Robin Garr wrote:Jeremy J wrote:You'd think that, but his "bourgogne rouge" is actually all Volnay fruit. He has other area specific burgandies, but he has some weird stubborn reason for not classifying his entry level wine. From what I understand, he just prefers to have one "bourgogne rouge" rather than all appellation designated bottles as his options.
Hey, Jeremy, as I write up my notes on the Voillot for today's 30 Second Wine Advisor, I ran into this comment on the importer (Vintage '59) Website.
http://www.vintage59.com/portfolio/fran ... oillot.php
Maybe Voillot finally loosened up a little? No argument meant here. It's a darn nice Pinot and an exceptional entry-level Burgundy regardless.
Bourgogne Pinot Noir: five parcels totaling 5.1 acres whose vines average 47 years old.
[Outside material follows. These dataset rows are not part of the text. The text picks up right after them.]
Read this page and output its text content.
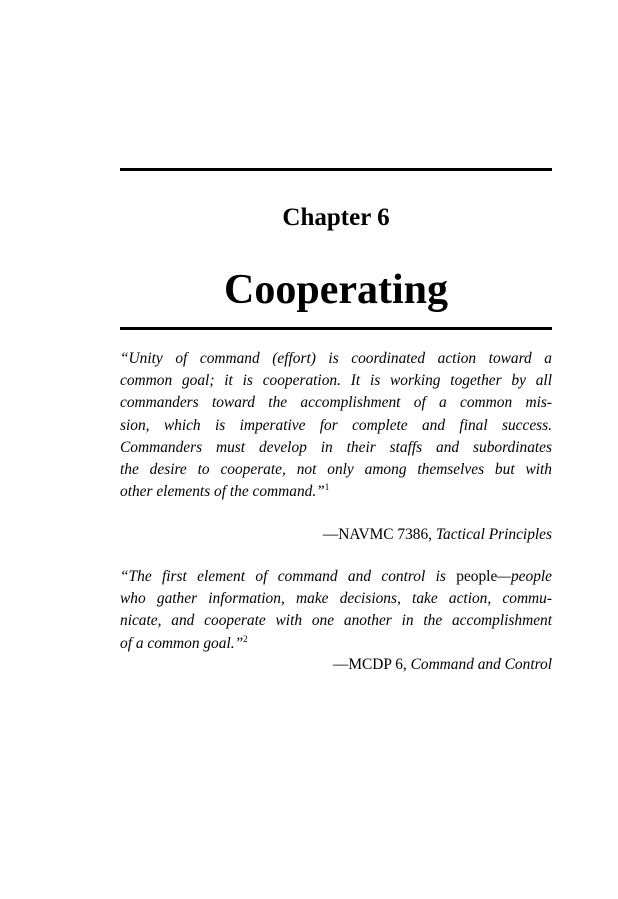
Chapter 6
Cooperating
“Unity of command (effort) is coordinated action toward a
common goal; it is cooperation. It is working together by all
commanders toward the accomplishment of a common mis-
sion, which is imperative for complete and final success.
Commanders must develop in their staffs and subordinates
the desire to cooperate, not only among themselves but with
other elements of the command.”$^1$
—NAVMC 7386, Tactical Principles
“The first element of command and control is people—people
who gather information, make decisions, take action, commu-
nicate, and cooperate with one another in the accomplishment
of a common goal.”$^2$
—MCDP 6, Command and Control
They are primarily located immediately below Volnay Village AC vineyards. Press wine from Volnay and Pommard village reds is often blended into this wine.
You know- maybe I was mistaken, now that you mention it, I think I remember the rep saying something akin to the KL Vaucluse Rouge situation- that the fruit is all like 3 meters or something from the border of the Volnay AOC. I was definitely unaware of the other extra juice though.